From the first moment Rurik touched me, something beneath my skin burned. Every kiss felt inevitable. Every glance pressed at the edge of memory. He says I’ve lived before, that I’ve died before, that he has loved me through it all. I don’t remember him—but the mountain does.
The tunnels beneath Røros hum when I pass. Runes flare in the stone. The deeper I fall into his arms, the more something inside me begins to awaken—hot, wild, and impossible to ignore. I was never meant to survive what should have killed me. Now something ancient is stirring, and I can’t shake the feeling that it’s because I did.
I have buried Cristabel in every lifetime—though she has worn different names.
Across centuries, I have found her and lost her to the curse my bloodline was sworn to guard. She was never meant to live this time—but she did. Now the fire in her veins is awakening too soon. The balance beneath the mountain is shifting, and the oath I have carried for generations is beginning to fracture.
I waited lifetimes to hold her again. This time, I will not let her go—even if saving her means unleashing what should have remained buried.
A steamy Nordic fantasy romance of reincarnation, fate, and fire.
Triggers: Female cancer survivor. Steamy open-door scenes.
Snow, Christmas lights, a wedding in Norway… honestly, what could be better? That’s exactly the sort of cosy atmosphere Firevein: The Awakening starts with, before things gradually become far stranger and far more emotional than I expected.
Cristabel Johnson arrives for her friend’s wedding and almost immediately meets Rurik, who looks at her as though he already knows her somehow. From there, things escalate fairly quickly.

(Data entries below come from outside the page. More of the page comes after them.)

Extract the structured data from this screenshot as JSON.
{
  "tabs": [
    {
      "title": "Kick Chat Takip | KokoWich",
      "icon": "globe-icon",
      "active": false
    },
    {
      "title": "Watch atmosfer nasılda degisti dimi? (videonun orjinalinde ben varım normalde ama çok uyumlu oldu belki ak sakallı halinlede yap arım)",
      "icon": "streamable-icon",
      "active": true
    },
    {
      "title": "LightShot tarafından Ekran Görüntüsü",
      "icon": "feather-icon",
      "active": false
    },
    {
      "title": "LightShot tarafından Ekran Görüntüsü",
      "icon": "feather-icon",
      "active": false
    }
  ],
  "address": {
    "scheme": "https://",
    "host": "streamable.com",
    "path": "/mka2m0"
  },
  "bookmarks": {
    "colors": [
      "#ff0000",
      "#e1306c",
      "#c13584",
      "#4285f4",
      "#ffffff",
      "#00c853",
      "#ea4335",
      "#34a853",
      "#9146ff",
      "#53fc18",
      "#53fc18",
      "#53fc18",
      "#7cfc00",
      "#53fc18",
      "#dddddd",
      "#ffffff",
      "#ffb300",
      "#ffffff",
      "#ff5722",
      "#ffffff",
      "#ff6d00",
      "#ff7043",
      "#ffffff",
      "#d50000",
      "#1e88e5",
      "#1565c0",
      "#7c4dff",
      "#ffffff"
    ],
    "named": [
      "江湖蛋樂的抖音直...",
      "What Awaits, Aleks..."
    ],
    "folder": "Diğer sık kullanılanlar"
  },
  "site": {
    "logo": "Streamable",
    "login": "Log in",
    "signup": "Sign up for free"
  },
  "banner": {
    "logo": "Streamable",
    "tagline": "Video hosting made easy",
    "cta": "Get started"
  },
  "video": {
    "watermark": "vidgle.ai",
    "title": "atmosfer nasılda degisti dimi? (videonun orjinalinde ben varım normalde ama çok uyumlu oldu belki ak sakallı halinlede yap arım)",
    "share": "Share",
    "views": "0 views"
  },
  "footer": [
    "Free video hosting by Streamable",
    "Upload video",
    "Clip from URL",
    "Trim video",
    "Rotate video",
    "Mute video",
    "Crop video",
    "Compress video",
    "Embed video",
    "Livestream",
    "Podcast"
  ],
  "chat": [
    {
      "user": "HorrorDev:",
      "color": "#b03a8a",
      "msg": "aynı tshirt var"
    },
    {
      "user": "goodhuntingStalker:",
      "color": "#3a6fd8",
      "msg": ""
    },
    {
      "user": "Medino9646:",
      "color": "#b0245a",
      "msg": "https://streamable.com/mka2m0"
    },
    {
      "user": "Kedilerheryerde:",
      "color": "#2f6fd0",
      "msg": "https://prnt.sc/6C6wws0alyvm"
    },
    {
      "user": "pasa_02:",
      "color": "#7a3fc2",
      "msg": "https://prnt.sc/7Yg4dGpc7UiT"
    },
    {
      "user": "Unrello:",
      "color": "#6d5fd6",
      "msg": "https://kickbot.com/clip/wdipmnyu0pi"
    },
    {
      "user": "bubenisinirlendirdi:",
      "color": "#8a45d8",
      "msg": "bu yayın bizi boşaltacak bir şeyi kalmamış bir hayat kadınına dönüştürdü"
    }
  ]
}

I ended up becoming surprisingly attached to Cristabel as the story went on. She talks constantly, jokes about everything, and comes across as someone trying very hard to stay cheerful. Then you slowly realise how much hurt she’s carrying underneath all of that. The parts about her cancer and being abandoned during it genuinely upset me because the book handles it quite quietly, which somehow makes it hit harder.
The romance is immediate and very physical, so this is definitely not a slow-burn sort of romantasy . But the connection between them feels emotional as well as physical, like there’s something much older tying them together.
I also really enjoyed the mythical side of the story. The gradual realisation that not everyone in this world is actually human gave the book a really immersive atmosphere. By the end, the snowy town felt just as important as the characters themselves.
Very romantic, very spicy — and much more emotional than I expected it to be.
I began my writing career in the pre-dawn of a winter morning while my husband snored like a train. We could call my husband the catalyst. If it weren’t for him, I would never have gone to the kitchen to make a pot of coffee, feed the cat, and sit on the loveseat in front of the fire. It was there, in those moments of wondrous quiet, that I did something I had never thought possible. I opened my laptop, and while the coffee went cold, I wrote a story. My husband had no idea that these sojourns to the loveseat in front of the fire would become a daily occurrence, that writing would become an obsession, but the cat knew. She knows everything.
I write stories that make you laugh, make you cry, and make you love. Thank you, friends, for reading!
In the beginning, there was an empty page.
I am a writer who lives in Muskoka, Canada, with a husband who snores, a hungry cat, and an almost perfect canine––he’s an adorable little shit.